# randomly disconnecting xbox 360 controller



## moses_nicholas

I have problem with a wireless xbox 360 controller. the problem is, after a little while (the time seems to get shorter and shorter), this controller turns off. First, the light indicating which player it is starts spinning. It;'s like when you introduce a controller to the console, but the spinning is slower. then, it simply turns off, and the 360 gives me a message telling me to reconnect the controller. Like I said, It happens really often. ONce the controller is off, it is impossible to turn back on again. the light simply flashes, but the controller does not stay on. To reconnect the controller, the batteries must be taken out and put back in.
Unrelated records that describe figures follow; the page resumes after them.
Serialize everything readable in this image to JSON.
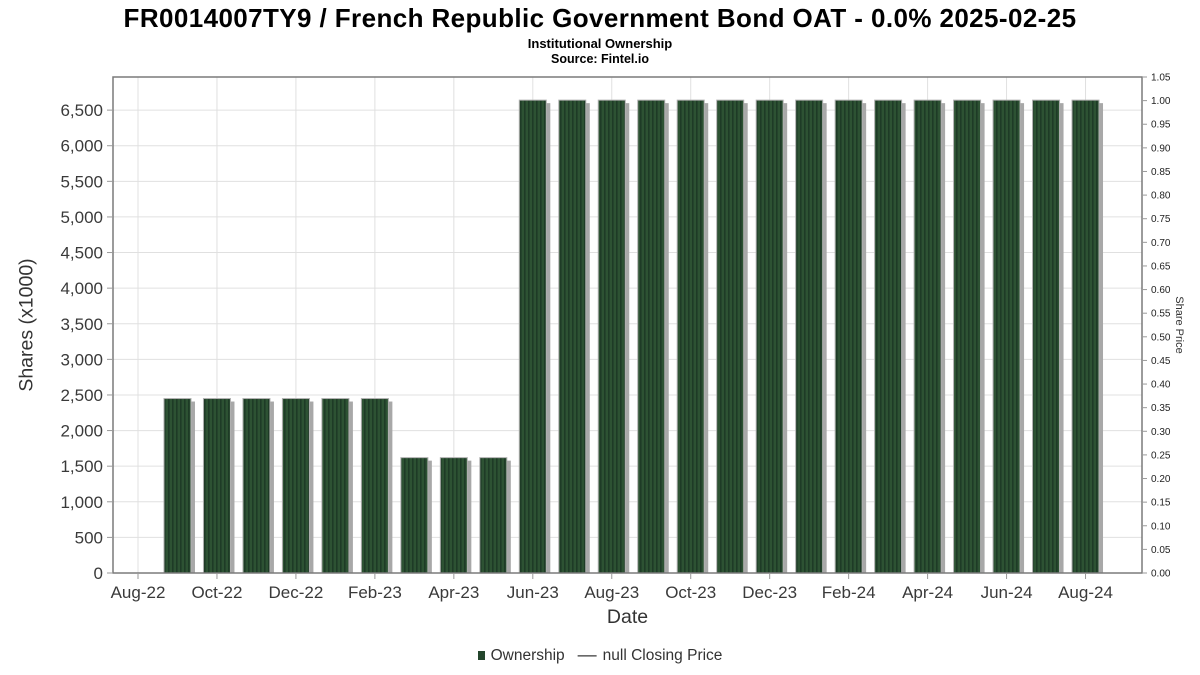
{
  "chart_data": {
    "type": "bar",
    "title": "FR0014007TY9 / French Republic Government Bond OAT - 0.0% 2025-02-25",
    "subtitle": "Institutional Ownership",
    "source_note": "Source: Fintel.io",
    "xlabel": "Date",
    "ylabel_left": "Shares (x1000)",
    "ylabel_right": "Share Price",
    "categories": [
      "Sep-22",
      "Oct-22",
      "Nov-22",
      "Dec-22",
      "Jan-23",
      "Feb-23",
      "Mar-23",
      "Apr-23",
      "May-23",
      "Jun-23",
      "Jul-23",
      "Aug-23",
      "Sep-23",
      "Oct-23",
      "Nov-23",
      "Dec-23",
      "Jan-24",
      "Feb-24",
      "Mar-24",
      "Apr-24",
      "May-24",
      "Jun-24",
      "Jul-24",
      "Aug-24"
    ],
    "series": [
      {
        "name": "Ownership",
        "type": "bar",
        "values": [
          2450,
          2450,
          2450,
          2450,
          2450,
          2450,
          1620,
          1620,
          1620,
          6640,
          6640,
          6640,
          6640,
          6640,
          6640,
          6640,
          6640,
          6640,
          6640,
          6640,
          6640,
          6640,
          6640,
          6640
        ]
      },
      {
        "name": "null Closing Price",
        "type": "line",
        "values": []
      }
    ],
    "x_tick_labels": [
      "Aug-22",
      "Oct-22",
      "Dec-22",
      "Feb-23",
      "Apr-23",
      "Jun-23",
      "Aug-23",
      "Oct-23",
      "Dec-23",
      "Feb-24",
      "Apr-24",
      "Jun-24",
      "Aug-24"
    ],
    "y_ticks_left": {
      "values": [
        0,
        500,
        1000,
        1500,
        2000,
        2500,
        3000,
        3500,
        4000,
        4500,
        5000,
        5500,
        6000,
        6500
      ],
      "labels": [
        "0",
        "500",
        "1,000",
        "1,500",
        "2,000",
        "2,500",
        "3,000",
        "3,500",
        "4,000",
        "4,500",
        "5,000",
        "5,500",
        "6,000",
        "6,500"
      ]
    },
    "y_ticks_right": {
      "values": [
        0,
        0.05,
        0.1,
        0.15,
        0.2,
        0.25,
        0.3,
        0.35,
        0.4,
        0.45,
        0.5,
        0.55,
        0.6,
        0.65,
        0.7,
        0.75,
        0.8,
        0.85,
        0.9,
        0.95,
        1.0,
        1.05
      ],
      "labels": [
        "0.00",
        "0.05",
        "0.10",
        "0.15",
        "0.20",
        "0.25",
        "0.30",
        "0.35",
        "0.40",
        "0.45",
        "0.50",
        "0.55",
        "0.60",
        "0.65",
        "0.70",
        "0.75",
        "0.80",
        "0.85",
        "0.90",
        "0.95",
        "1.00",
        "1.05"
      ]
    },
    "ylim_left": [
      0,
      6965
    ],
    "ylim_right": [
      0,
      1.05
    ],
    "grid": true,
    "legend_position": "bottom",
    "legend": {
      "dash_glyph": "—"
    },
    "colors": {
      "bar_fill": "#2d5233",
      "bar_hatch": "#1e3b26",
      "bar_edge": "#b0b0b0",
      "shadow": "#a8a8a8",
      "grid": "#e0e0e0",
      "axis_border": "#7a7a7a",
      "tick": "#999999",
      "tick_text": "#3a3a3a",
      "legend_swatch": "#24462c"
    }
  }
}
Replacing them does not help.


----------



## Van Hel Singh

The only possible thing I can think is that the controller needs new batteries. But you've tried that, is it just the one controller or does it occur on all controllers connected to your 360? Also, how long have you had your controller and 360 for?


----------



## moses_nicholas

The controller isn't particularly old, from around when hlao 3 came out, so september. Again, it's wireless, and the problem only effects one controller. I can't say for sure whether or not it was the one that came with the xbox itself, but I'm pretty sure it was sepperately purchased.


----------



## moses_nicholas

the 360 itself was bought in a combo pack with halo3, so from like september, but it was broken from the start and had to be sent away to microsoft. It came back withion about ten days of the start of november, but this was a replacement, so it is very new. This means that the controller in question was also bought after the start of november. Sorry for the confusion.


----------



## Van Hel Singh

So the problem must be with the controller. If any of your friends have a 360, then try and see if it works on theirs.


----------



## redux

First of all, apologies for reviving a 2-year old thread... This is one of the top Google results for this issue, hence my desire to post.

...two things
1) It is not the batteries. I feel your pain when everyone is telling you you're an idiot and to just get new batteries 

2) I had the same issue...controller disconnecting at random times, no particular timing or event triggers the disconnect.

Anyways, my problem was with my wifi router. I had it in a corner, almost directly behind the Xbox console. I moved it so it is no longer beside the console (even just 10 feet away towards the middle of the room) and *knock on wood* have not had the problem since. 

Hope this helps at least one person

Regards


----------